Entre n'est pas un troisième terme blanc, sorte d'interterme, de non-dit,
pas plus qu'il y aurait du non-dit dans un terme. Les termes et les relations,
les éléments et l'entre sont donnés ensemble en même
temps, du même coup. En jouant un nouveau coup on change et les éléments
et l'entre, on crée un paysage qui ne recouvre en réalité
le précédent en aucun point (qu'il y ait des zones de recouvrement
ne prouve que l'incohérence historique de tout, le drôle étant
la possible prétention universelle d'un à cloche-pied.
C'est-à-dire que l'entre n'est -pas seulement «entre» mais
travaille sourdement les termes, dans le temps pur silencieux, l'impur Sujet-Objet
temps, avant que la collusion sourde n'éclate dans l'espace pour un autre
espace-temps problématique et social.
On dirait qu'à sa manière affirmative Bram Van Velde peint cette
collusion, les
menées infixable d'une puissance narquoise trop inéluctable pour
être souveraine, trop étonnée elle-même d'apparaître
pour s'abaisser à finir.
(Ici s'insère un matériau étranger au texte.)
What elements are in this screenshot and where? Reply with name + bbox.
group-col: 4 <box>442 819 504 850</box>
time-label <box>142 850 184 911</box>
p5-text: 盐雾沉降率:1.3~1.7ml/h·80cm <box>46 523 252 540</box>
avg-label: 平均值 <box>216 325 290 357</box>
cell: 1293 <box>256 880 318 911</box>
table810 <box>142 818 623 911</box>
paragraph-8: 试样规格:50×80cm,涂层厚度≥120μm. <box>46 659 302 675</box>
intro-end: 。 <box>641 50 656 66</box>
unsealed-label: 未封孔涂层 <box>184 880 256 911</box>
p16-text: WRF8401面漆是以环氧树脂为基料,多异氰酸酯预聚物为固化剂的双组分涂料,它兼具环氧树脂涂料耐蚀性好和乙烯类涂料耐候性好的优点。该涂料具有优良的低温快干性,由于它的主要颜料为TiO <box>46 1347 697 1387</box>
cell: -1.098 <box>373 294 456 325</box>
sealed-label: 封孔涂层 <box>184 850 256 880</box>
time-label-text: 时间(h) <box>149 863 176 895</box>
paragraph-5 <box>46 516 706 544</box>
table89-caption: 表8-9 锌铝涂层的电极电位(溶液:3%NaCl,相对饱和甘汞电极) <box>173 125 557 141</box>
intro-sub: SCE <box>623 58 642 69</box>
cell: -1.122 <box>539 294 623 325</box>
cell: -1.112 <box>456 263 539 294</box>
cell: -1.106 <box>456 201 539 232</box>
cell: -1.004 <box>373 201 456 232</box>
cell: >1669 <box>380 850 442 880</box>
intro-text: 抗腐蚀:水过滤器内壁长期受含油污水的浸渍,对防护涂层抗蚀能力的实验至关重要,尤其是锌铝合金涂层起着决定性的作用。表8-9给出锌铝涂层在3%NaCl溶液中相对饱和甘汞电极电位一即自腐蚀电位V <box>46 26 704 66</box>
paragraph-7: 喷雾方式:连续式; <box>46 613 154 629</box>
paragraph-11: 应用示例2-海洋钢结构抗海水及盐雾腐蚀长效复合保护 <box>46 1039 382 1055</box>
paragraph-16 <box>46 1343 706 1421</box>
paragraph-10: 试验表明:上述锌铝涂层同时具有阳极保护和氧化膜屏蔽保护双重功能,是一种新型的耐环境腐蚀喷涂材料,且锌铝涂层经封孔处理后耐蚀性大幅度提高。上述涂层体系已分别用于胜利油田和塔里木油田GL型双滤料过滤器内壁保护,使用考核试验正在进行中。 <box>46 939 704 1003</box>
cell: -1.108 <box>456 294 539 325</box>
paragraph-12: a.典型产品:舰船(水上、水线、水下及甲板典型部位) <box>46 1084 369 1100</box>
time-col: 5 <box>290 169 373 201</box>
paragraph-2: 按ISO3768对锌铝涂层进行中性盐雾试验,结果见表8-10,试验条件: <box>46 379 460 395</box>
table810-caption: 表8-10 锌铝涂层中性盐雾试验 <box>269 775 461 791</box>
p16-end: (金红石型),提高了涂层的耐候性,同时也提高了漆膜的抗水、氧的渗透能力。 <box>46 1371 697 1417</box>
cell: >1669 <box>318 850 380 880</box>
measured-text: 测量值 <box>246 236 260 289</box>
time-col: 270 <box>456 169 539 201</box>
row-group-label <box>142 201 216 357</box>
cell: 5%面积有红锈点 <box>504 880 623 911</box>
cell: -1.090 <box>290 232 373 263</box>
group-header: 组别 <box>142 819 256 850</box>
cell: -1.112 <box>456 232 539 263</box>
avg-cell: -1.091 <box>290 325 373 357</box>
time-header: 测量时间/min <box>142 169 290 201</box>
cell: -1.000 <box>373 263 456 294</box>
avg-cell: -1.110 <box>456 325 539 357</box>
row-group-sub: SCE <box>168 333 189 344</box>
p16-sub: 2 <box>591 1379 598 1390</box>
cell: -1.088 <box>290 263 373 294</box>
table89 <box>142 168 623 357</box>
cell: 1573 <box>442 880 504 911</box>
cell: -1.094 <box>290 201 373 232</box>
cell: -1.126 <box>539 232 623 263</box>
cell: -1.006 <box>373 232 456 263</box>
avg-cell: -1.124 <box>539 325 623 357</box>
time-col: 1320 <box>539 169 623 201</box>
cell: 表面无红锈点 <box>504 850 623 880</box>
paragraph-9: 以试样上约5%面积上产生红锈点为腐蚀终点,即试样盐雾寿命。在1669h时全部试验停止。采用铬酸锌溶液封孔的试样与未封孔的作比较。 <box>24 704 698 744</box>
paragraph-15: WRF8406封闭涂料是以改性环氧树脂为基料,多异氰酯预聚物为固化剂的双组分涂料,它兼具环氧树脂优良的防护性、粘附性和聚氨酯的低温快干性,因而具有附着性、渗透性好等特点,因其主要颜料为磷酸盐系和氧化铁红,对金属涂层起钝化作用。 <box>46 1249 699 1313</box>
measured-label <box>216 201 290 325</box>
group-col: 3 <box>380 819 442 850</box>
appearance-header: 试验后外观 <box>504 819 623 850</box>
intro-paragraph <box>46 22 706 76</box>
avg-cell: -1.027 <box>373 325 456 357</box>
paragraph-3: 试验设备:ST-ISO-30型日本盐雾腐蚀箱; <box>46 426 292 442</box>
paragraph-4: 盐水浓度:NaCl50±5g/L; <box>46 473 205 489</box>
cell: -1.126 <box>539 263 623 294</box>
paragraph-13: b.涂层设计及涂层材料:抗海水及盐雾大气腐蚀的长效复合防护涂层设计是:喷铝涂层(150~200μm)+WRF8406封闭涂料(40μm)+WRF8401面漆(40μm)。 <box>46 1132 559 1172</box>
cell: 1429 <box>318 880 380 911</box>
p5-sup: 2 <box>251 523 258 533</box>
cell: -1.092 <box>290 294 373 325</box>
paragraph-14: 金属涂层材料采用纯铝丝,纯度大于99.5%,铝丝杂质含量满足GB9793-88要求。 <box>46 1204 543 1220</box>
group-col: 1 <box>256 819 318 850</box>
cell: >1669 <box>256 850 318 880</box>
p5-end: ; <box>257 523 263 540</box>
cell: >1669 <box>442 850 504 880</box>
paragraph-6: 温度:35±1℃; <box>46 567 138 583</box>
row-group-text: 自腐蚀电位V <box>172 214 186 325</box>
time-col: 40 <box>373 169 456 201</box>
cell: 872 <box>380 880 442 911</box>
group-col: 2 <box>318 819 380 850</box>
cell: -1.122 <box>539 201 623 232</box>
C'est pour cela, que la peinture de Bram Van
Velde est sans hideur et sans terreur, d'une violence heureuse et d'une épaisseur
limpide, on aimerait dire libre, aux antipodes des ruptures oppositionnelles
et des allégories.
*note manuscrite
** Le terme est, depuis, avéré et recouvre un champ de l'imagerie
scientifique qui consiste en la recomposition en volume (ou en simulation 3D)
d'objets à partie de mesures ou de prises de vue partielle.